A demissão é um momento delicado para o trabalhador, emocional e financeiramente. Para atenuar esse impacto, o recurso do Fundo de Garantia do Tempo de Serviço (FGTS), direito do trabalhador há quase 60 anos, é fundamental para ajudar no custeio das despesas enquanto não surge uma nova oportunidade de trabalho.
O problema é que, infelizmente, muitos empregados descobrem, após o desligamento, que não poderão ter acesso a essa poupança porque a empresa deixou de efetuar os depósitos do dinheiro, descumprindo a lei.
No Ceará, 1,236 milhão de trabalhadores passam por essa situação e perdem, em média, R$ 2,6 bilhões por ano, estima estudo da Organização Não-Governamental Instituto Fundo de Garantia do Trabalhador. Os números são baseados em dados da Pesquisa Nacional por Amostra de Domicílios (Pnad), do Instituto Brasileiro de Geografia e Estatística (IBGE), e em dados da Procuradoria Geral da Fazenda Nacional (PGFN).
Desligado de uma empresa no fim do ano passado, Junior Cardoso deixou de receber cinco anos do Fundo de Garantia que não estava sendo depositado, totalizando cerca de R$ 7 mil. Enquanto estava empregado, ele tinha ciência de que o empregador não estava efetuando os depósitos, mas a empresa dizia que o pagamento ocorreria quando o trabalhador fosse demitido.
“Falaram que no momento em que nós fôssemos desligados a empresa faria o depósito, o que não aconteceu. Cinco anos sem depósito”, afirma Junior, que tinha planos de usar o recurso para se manter. Atualmente, está desempregado e pretende entrar na Justiça para reaver o dinheiro. “Vou esperar mais uns meses. Caso eles não paguem, aí sim vou procurar a Justiça”.
Conforme o levantamento, seis mil empresas no Estado – incluindo o empregador de Junior – estão inscritas na Dívida Ativa da União, correspondendo a R$ 884,7 milhões em FGTS não depositado.
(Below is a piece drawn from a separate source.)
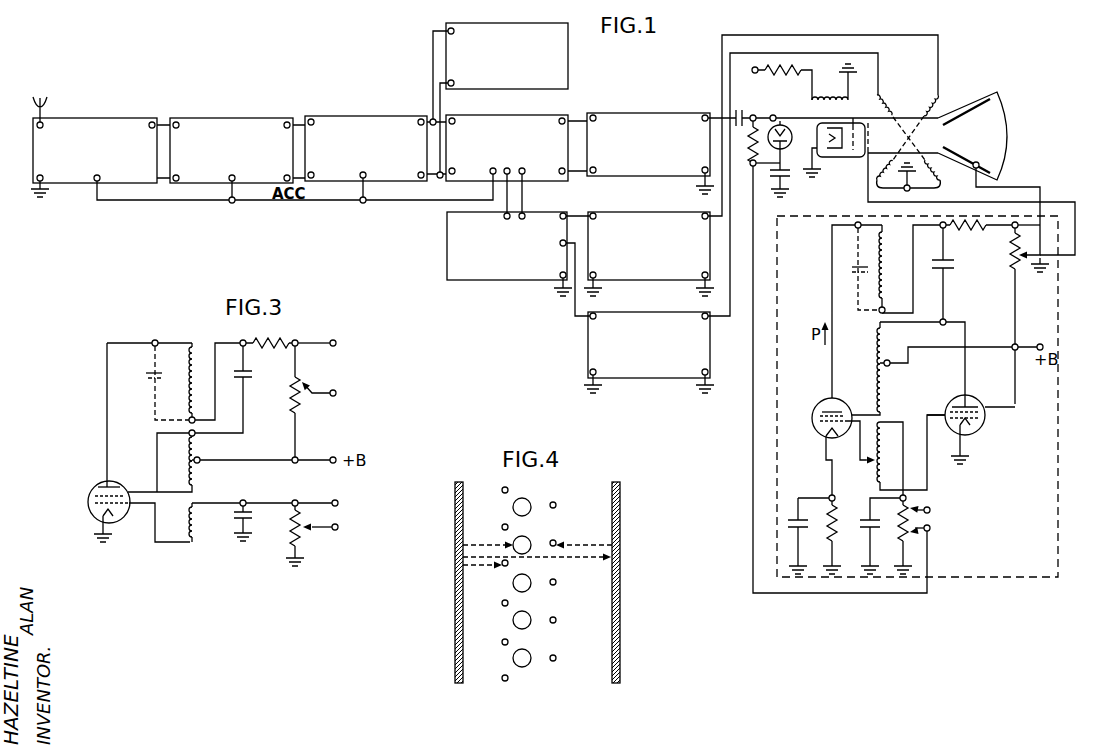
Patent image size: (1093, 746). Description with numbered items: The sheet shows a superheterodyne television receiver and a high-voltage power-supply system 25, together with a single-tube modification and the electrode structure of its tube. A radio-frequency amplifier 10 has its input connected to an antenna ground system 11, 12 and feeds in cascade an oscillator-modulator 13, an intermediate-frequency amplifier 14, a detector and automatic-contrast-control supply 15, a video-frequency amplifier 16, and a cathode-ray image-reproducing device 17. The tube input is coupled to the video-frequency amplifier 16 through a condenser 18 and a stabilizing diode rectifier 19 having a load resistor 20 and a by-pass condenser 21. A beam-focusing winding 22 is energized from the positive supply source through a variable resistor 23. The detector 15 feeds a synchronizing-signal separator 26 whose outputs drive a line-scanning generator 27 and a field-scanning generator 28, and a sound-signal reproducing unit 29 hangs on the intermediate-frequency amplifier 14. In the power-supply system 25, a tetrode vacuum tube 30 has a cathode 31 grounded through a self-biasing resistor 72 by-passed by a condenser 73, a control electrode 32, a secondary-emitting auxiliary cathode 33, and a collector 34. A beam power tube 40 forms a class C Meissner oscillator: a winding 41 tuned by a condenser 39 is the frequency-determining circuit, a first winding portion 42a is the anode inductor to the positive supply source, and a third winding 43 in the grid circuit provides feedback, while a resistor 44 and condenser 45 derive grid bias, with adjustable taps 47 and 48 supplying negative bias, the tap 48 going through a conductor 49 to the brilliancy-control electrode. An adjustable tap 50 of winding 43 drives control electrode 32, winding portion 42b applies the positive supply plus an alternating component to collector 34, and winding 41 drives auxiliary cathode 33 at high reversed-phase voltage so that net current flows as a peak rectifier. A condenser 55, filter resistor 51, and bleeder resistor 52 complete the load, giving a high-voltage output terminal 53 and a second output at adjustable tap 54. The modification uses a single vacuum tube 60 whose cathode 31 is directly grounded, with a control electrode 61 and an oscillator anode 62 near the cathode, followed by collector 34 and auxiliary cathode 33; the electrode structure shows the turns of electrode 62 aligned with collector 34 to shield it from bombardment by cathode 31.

A estimativa é que esse valor corresponda ao fundo de 129 mil cearenses.
O estudo estima também que mais de 25% dos negócios (ou 1.517 empresas) que não depositam o fundo de garantia dos trabalhadores no Ceará ainda não estão inscritas na Dívida Ativa da União, representando 32,2 mil cearenses sem receber R$ 221,1 milhões em FGTS.
Empregados que recebem por fora
O estudo estima ainda que 208 mil trabalhadores no Ceará recebem parte do salário por fora e considera ainda, no cálculo de empregados que perdem FGTS, os 1,028 milhão de empregados que trabalham sem carteira assinada.
O presidente do Instituto Fundo de Garantia do Trabalhador, Mário Avelino, pontua que ainda há muito desconhecimento em relação ao FGTS, o que acaba prejudicando o trabalhador. “Muitos acham que o dono do fundo é a Caixa, o governo, mas o dono é o trabalhador”, enfatiza.
“Tomando como base o rendimento médio mensal da massa trabalhadora ocupada no Ceará de R$ 1.999, dado mais recente do IBGE, e considerarmos 12 meses, mais décimo terceiro, mais um terço, significa que o trabalhador que não tem o FGTS depositado perde R$ 2.132 por ano. Em cinco anos, são R$ 10.661 de perda. E se for demitido sem justa causa, perda de multa de 40%: R$ 4.264”, exemplifica Avelino.
Sobre a prática de recebimento de salário por fora, o caixa 2, Avelino destaca que a priori o trabalhador pode achar uma boa ideia ganhar um “salário fixo na carteira e um valor a mais por fora”, mas que na realidade ele vai estar perdendo em vários âmbitos.
Para além disso, há a falta de opção e o medo de o trabalhador ficar sem renda alguma, restando aceitar propostas precárias. “Essa pessoa acaba desconhecendo que, quando for se aposentar, tirar férias, tudo isso será em cima da base salarial da carteira, então ela será prejudicada. É algo infelizmente muito comum no emprego doméstico”.